Counterfeits are only recognizable when we know the real thing. Even when we know the real thing, counterfeits can be very hard to spot. In his book, Counterfeit Gospels, Trevin Wax uncovers and exposes the top six counterfeit gospels that are plaguing the church today. These six counterfeits are the “therapeutic, judgmentless, moralist, quietest, activist and churchless.” Throughout the book, Wax shows us why these counterfeits are appealing to us while at the same time teaching us how to counter them. These counterfeits attempt to rob God of his glory and our joy. Only the gospel can satisfy our deepest longings. Wax writes “a counterfeit gospel will always leave our souls impoverished at just the point we should be enriched. Counterfeits leave our hearts and affections for God depleted at just the time we should be overflowing with passion to share the good news with others” (pg. 13). Thus, Wax doesn’t just expose counterfeits, he shows us the real thing; the true gospel.
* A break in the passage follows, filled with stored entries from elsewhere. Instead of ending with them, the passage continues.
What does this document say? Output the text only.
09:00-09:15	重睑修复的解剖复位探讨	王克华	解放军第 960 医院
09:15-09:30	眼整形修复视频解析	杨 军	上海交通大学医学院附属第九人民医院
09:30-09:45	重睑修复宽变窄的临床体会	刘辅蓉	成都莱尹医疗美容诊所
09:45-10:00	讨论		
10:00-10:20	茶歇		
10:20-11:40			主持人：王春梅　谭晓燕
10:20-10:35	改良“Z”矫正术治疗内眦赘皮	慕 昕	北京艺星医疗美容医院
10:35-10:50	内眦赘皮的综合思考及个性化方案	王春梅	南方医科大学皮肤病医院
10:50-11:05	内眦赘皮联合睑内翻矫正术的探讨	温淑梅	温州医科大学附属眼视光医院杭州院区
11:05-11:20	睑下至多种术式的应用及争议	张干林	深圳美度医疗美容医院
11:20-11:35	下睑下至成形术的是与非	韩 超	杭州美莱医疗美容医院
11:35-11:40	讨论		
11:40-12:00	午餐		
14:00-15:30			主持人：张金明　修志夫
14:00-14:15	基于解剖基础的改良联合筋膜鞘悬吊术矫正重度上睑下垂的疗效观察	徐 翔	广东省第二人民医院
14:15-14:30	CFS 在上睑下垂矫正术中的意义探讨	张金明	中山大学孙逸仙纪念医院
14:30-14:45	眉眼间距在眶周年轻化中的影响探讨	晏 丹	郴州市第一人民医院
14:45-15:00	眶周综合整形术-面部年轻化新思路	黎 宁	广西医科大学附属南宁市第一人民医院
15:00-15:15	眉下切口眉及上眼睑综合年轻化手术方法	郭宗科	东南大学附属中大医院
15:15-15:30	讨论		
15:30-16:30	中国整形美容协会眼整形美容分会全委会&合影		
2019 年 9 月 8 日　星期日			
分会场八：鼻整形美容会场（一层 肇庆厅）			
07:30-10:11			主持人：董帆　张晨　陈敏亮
Wax presents the gospel as a three-legged stool, story (meta-narrative), announcement (about Jesus) and community (God’s people). He writes, “Each leg of the stool is important because each relates to the other two. The gospel story provides the biblical narrative necessary for us to understand the nature of the gospel announcement. Likewise, the gospel announcement births the gospel community that centers its common life upon the transformative truth of Jesus Christ. Though the New Testament authors generally use the word ‘gospel’ when referring to the announcement of the crucified and risen King Jesus, a closer look reveals that they never separate this announcement from the backstory that gives it meaning—nor the community that the announcement births. So the gospel is like a three-legged stool. Cut off one of these legs, and the whole thing tips over” (pg. 17). Three chapters are set apart to explain and teach the gospel in this manner. The gospel is on full display.

Wax does a great job of bringing clarity to the gospel in a world full of counterfeits. He has the ability to walk the reader through a clear presentation of the gospel. He also does an excellent job of exposing the counterfeits. This is a tremendous resource for our culture today.

Overall, Counterfeit Gospels is very, very good. Counterfeits are costly and dangerous, and I am thankful for Wax’s discernment into our culture’s counterfeits. Pick this up and read it. Marvel at the gospel.

I received this book free from moody publishers. I was not required to write a positive review. The opinions I have expressed are my own.